В спальне Нелла занавесила кукольный дом одним из кафтанов мужа. У нее пропало всякое желание на него смотреть, обнаруживать на куколках крошечные детали, предвестники будущего. Она предпочитает встретить его в свой черед и по возможности лепить своими руками. Миниатюры восстали против нее, вместо того чтобы слушаться. Но если они внушили ей иллюзию контроля над вещами, такую же соблазнительную, как фигурка, лежащая у нее на ладони, то их создательница как раз настаивала на том, чтобы она была творцом своей судьбы. Миниатюристка дала ей шанс – не создать более прекрасную реальность, как она себе вообразила, а лучше понять ту, в которой она живет. Ее девизы – «Все проходит», «Смотрите, вот же я!», «Всякая женщина – хозяйка своей судьбы» – что это, как не наставления здравой голландки держать голову над водой? «Сколько раз я ни приходила бы к заветному дому на Калверстраат, хозяйки я там не застану».
И все равно ее туда тянет.
«Я не хотела ее спугнуть, – думает Нелла. – Но чего мы все ожидали? Мы посчитали себя избранными».
* * *
Зал судебных заседаний в «Расфуйсе» представляет собой небольшое квадратное помещение с высокими окнами и галеркой – нечто среднее между тюремной камерой и часовней.

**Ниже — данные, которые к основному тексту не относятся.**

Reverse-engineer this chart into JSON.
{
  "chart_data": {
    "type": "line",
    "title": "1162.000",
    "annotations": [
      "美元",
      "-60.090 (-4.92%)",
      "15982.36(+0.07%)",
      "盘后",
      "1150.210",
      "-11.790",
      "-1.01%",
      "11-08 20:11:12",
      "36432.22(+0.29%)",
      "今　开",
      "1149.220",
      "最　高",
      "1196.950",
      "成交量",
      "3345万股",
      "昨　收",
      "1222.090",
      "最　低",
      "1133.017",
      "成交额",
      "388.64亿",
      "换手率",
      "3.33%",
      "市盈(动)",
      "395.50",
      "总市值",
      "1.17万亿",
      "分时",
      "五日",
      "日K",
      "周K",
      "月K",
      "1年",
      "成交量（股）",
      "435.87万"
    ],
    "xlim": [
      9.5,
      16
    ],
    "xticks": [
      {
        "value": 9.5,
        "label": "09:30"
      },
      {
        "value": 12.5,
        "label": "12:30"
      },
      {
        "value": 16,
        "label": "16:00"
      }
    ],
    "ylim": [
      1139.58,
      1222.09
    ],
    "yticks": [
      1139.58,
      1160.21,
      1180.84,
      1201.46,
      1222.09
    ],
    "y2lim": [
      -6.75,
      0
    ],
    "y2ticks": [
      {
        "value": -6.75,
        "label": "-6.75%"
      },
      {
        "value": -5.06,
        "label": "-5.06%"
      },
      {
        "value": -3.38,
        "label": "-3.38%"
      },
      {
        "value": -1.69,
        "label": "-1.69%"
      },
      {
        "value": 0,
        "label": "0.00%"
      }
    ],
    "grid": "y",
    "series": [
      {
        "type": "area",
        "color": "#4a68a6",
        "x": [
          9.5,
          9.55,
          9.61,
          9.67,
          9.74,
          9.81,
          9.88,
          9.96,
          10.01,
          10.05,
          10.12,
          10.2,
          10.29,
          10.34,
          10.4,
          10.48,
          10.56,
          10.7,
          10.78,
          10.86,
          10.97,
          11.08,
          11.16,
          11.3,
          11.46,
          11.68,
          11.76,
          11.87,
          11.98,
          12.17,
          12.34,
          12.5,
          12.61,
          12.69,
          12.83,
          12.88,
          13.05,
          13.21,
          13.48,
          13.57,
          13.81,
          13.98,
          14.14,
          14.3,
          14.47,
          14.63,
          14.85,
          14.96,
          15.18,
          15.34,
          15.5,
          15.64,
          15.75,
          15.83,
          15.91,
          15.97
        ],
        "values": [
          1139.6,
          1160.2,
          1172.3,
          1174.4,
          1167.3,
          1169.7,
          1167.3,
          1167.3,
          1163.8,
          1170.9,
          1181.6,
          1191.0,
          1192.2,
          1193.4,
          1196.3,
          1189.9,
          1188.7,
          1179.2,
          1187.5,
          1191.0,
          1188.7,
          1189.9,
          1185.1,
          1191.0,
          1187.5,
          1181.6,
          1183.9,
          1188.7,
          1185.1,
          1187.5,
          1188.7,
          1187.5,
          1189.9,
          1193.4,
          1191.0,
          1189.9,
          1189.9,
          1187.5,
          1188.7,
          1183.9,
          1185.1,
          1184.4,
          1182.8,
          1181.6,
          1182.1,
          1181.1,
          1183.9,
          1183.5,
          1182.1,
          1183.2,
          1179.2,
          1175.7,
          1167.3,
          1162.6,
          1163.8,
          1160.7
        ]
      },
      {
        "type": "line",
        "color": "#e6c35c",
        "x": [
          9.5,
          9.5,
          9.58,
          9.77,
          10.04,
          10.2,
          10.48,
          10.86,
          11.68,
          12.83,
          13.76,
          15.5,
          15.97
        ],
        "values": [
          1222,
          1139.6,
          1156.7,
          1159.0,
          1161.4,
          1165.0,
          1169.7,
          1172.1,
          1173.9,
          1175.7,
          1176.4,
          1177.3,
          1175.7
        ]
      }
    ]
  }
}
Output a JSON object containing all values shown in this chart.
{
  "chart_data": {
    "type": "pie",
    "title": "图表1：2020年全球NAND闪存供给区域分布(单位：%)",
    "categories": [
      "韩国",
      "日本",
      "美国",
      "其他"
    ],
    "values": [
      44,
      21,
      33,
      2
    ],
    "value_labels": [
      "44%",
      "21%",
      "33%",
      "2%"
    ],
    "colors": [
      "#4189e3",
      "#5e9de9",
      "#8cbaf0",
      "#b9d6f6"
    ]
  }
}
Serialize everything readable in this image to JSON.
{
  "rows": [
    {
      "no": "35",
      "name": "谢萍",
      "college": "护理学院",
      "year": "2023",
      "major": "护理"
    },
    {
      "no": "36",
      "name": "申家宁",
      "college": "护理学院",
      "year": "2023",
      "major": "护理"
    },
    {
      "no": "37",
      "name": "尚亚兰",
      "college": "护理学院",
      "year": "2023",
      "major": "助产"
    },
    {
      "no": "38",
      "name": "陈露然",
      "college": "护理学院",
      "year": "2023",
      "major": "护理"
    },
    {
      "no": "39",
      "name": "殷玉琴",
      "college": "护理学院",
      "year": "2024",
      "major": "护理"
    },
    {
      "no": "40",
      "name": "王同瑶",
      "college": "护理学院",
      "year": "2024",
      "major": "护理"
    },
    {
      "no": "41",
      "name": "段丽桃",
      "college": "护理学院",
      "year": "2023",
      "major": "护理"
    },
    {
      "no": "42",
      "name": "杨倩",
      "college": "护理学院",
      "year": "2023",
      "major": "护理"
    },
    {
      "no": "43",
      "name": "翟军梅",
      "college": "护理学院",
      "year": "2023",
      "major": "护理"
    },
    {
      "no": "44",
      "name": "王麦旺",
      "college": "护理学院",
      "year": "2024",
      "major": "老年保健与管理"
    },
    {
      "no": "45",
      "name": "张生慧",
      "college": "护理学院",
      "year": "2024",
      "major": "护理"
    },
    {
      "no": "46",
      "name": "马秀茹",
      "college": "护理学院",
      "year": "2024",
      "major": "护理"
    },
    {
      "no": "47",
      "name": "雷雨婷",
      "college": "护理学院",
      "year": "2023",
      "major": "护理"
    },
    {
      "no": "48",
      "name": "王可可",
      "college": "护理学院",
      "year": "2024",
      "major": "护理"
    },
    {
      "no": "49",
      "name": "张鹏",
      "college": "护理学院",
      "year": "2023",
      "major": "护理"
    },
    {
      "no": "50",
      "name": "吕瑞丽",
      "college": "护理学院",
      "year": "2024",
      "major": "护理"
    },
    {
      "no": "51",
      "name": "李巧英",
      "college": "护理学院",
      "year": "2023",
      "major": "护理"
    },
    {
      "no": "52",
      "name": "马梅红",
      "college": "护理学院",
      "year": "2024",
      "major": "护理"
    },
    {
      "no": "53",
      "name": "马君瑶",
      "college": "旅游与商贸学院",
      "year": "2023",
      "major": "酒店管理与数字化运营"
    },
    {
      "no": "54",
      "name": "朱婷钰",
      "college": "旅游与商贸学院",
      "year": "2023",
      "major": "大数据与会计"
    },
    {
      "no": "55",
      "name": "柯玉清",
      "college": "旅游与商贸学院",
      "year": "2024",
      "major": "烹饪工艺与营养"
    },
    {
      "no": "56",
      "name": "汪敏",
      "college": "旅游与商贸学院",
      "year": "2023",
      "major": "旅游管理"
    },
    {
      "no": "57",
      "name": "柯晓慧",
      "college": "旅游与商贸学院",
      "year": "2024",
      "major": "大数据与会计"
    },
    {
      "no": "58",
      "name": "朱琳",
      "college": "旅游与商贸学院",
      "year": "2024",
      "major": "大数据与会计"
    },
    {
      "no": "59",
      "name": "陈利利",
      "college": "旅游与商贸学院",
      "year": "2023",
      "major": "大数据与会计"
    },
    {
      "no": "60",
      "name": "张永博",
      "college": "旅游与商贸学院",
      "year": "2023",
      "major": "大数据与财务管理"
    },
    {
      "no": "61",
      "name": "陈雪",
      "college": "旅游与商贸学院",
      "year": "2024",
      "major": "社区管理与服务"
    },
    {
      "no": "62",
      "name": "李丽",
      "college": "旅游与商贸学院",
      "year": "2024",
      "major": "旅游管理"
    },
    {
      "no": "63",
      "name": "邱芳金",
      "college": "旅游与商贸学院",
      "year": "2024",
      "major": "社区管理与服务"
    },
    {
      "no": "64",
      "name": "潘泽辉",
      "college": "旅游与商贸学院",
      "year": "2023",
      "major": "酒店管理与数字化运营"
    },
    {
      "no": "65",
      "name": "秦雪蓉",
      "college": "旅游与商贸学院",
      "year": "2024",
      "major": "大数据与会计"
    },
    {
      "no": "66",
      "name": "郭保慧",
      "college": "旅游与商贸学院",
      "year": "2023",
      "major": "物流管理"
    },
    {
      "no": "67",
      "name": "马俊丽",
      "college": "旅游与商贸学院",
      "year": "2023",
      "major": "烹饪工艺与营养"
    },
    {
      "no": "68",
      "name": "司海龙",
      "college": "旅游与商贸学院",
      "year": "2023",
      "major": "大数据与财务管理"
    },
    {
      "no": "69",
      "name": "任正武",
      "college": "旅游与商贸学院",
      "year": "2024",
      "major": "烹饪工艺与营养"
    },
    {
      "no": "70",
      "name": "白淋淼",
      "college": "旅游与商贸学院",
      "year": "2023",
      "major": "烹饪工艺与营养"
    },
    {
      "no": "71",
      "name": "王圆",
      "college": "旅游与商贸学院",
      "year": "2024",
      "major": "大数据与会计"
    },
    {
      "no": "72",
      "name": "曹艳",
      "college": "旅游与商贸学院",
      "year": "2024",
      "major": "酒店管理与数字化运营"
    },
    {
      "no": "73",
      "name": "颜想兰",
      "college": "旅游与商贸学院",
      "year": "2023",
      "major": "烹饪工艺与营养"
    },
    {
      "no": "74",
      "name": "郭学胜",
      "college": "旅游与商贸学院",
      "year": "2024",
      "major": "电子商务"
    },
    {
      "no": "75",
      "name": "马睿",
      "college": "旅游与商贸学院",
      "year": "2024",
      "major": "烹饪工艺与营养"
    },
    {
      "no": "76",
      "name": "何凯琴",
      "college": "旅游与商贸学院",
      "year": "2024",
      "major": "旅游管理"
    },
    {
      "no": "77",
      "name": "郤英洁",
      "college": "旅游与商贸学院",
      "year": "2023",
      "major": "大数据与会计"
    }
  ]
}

Ни позолоты, ни бархата, никаких излишеств, четыре ослепительно-белых стены, простые предметы обстановки темных тонов. Нелла с Корнелией, усевшись на галерке, разглядывают ряд пока пустых стульев для членов суда и длинный стол на козлах, где они разложат свои бумаги.
Марин осталась дома. У нее, по ее расчетам, пошел девятый месяц, что видно по всем внешним признакам. Глазастая Лийк поняла бы это с первого взгляда.